A decade after the publication of the last novel in the Hunger Games trilogy, Suzanne Collins has released a prequel to her acclaimed series– and this time, it follows the story of the trilogy’s notorious President Snow. Set sixty-four years before The Hunger Games began, The Ballad of Songbirds and Snakes is told from the viewpoint of Coriolanus Snow, the boy who will one day become the iron-fisted leader of Panem. But the idea of becoming the president seems no more likely than a pipe dream to eighteen-year-old Coriolanus. Ten years after the war that devastated the districts and Capitol alike, Coriolanus struggles to maintain the facade of the affluence that the Snow family once enjoyed.
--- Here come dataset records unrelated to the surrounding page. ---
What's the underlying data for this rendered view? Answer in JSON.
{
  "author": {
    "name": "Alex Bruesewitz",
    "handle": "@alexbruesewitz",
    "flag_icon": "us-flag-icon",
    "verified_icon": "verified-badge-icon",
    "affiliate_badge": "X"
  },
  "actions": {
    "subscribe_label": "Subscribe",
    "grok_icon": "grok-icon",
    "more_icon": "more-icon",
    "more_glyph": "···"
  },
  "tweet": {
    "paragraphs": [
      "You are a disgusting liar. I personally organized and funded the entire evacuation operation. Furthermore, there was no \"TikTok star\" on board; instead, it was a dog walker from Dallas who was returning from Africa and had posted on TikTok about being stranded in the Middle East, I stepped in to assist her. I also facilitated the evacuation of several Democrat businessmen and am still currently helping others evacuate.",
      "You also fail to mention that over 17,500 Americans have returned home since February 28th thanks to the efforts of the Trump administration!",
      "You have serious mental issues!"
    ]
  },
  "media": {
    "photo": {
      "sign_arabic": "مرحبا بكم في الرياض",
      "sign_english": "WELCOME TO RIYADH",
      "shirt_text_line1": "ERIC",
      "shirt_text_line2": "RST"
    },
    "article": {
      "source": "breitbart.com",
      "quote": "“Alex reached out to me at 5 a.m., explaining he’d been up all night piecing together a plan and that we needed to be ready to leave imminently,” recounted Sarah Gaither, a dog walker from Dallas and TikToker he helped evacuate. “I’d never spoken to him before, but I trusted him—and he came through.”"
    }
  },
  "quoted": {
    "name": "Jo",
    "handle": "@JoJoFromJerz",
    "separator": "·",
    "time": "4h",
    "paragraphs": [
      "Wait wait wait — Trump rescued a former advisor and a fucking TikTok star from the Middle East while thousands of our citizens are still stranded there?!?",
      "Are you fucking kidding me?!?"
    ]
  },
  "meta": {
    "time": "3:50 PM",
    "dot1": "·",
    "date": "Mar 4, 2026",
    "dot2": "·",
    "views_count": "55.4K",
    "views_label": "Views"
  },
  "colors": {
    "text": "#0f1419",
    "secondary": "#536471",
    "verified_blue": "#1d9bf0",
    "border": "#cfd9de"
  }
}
The war left Coriolanus; his kindhearted cousin Tigris; and their proud, if slightly addled, grandmother with little else but their reputations and family home to their names, and Coriolanus’s only hope is to win a scholarship prize to carry him through University–a ticket to a respectable career and the return of wealth to his family name.
The Hunger Games are far from the elaborate show of Katniss Everdeen’s time, consisting of little more than throwing the twenty-four tributes into the Capitol’s dilapidated amphitheater arena with a collection of old weapons to beat each other to death with. But this year, a new twist is introduced– one that may be Coriolanus’s greatest hope for the renown he needs. Each tribute will be matched with a mentor– and Coriolanus is placed with the vividly charming Lucy Gray Baird from District 12. As the path to the Games continues, this year proves itself to be a far cry from those past, catapulting Panem into an era of a new and changed Hunger Games.
As would be expected, Coriolanus is much more of an antihero than the heroine of the original trilogy. While Katniss is ultimately defined by her fierce loyalty to her loved ones, Coriolanus is ruled by his constant campaign for power, control, and his own benefit. There’s a definite character arc present for him, but it’s almost like the reverse of what you’d normally find. The negative traits are always present, but they’re not nearly as obvious until Coriolanus is placed in desperate situations. It’s sort of like the plot of the book is steadily bringing his true nature to light. In the beginning of the novel, it’s easier to sympathize with him, but as the story goes on, his path to tyranny grows more and more clear– he grows from the charming young Coriolanus trying to uphold his family name to the calculating and opportunistic Snow, the beginnings of the cold-hearted Hunger Games villain.
Aside from the riveting plot and pacing, The Ballad of Songbirds and Snakes must also be commended for the debates it brings up about human nature and the necessity of control. It’s actually kind of fascinating (if disturbing) to get a glimpse inside the head of someone whose views on human nature take a much darker turn than most literary heroes. Although Katniss’s worldview was far from optimistic, Coriolanus’s is deeply unsettling at points. It’s interesting to note the differences between the two protagonists, especially when The Ballad of Songbirds and Snakes references details that come up in the original trilogy. This book really is an origin story, both for Snow and for the Hunger Games themselves. The fact that this is a prequel to a well-known trilogy is hard to forget, but in a good way– you can sense the story building ominously towards the world Katniss Everdeen was born into.
In some ways, this book seems darker than the Hunger Games trilogy, partially because of its protagonist and the knowledge that there’s no possible kind of “happy ending” waiting, at least not for decades after this book finishes. The feel of the book is markedly different than that of the original trilogy, mostly due to the fact that it doesn’t take place inside the arena (Although there’s still the grim violence and harsh consequences that the tyrannical Capitol is known for). Most of the book’s timeline is set before or after the Games, and even during the event, the narration is from an outsider looking in, as Coriolanus is a mentor. Coming back to the nature of the protagonist, this is another angle that works to separate The Ballad of Songbirds and Snakes from its predecessors. The idea of the antihero and his differences in perspective, experience, and response to the circumstances he’s placed in make this novel a vastly different kind of story than the one told in The Hunger Games.
All in all, this book is a worthy addition to the Hunger Games saga– it acts well as both a prequel a novel, and in no way does it seem like a copy of the original trilogy. The direction The Ballad of Songbirds and Snakes takes is a fascinating one, and unique to both the rest of the series and the wider landscape of dystopian YA literature. I loved finding the nods and tie-ins to the original trilogy– the details connected beautifully, as if this book been planned all along. It’s definitely worth a read, especially for those who love the rest of the Hunger Games series.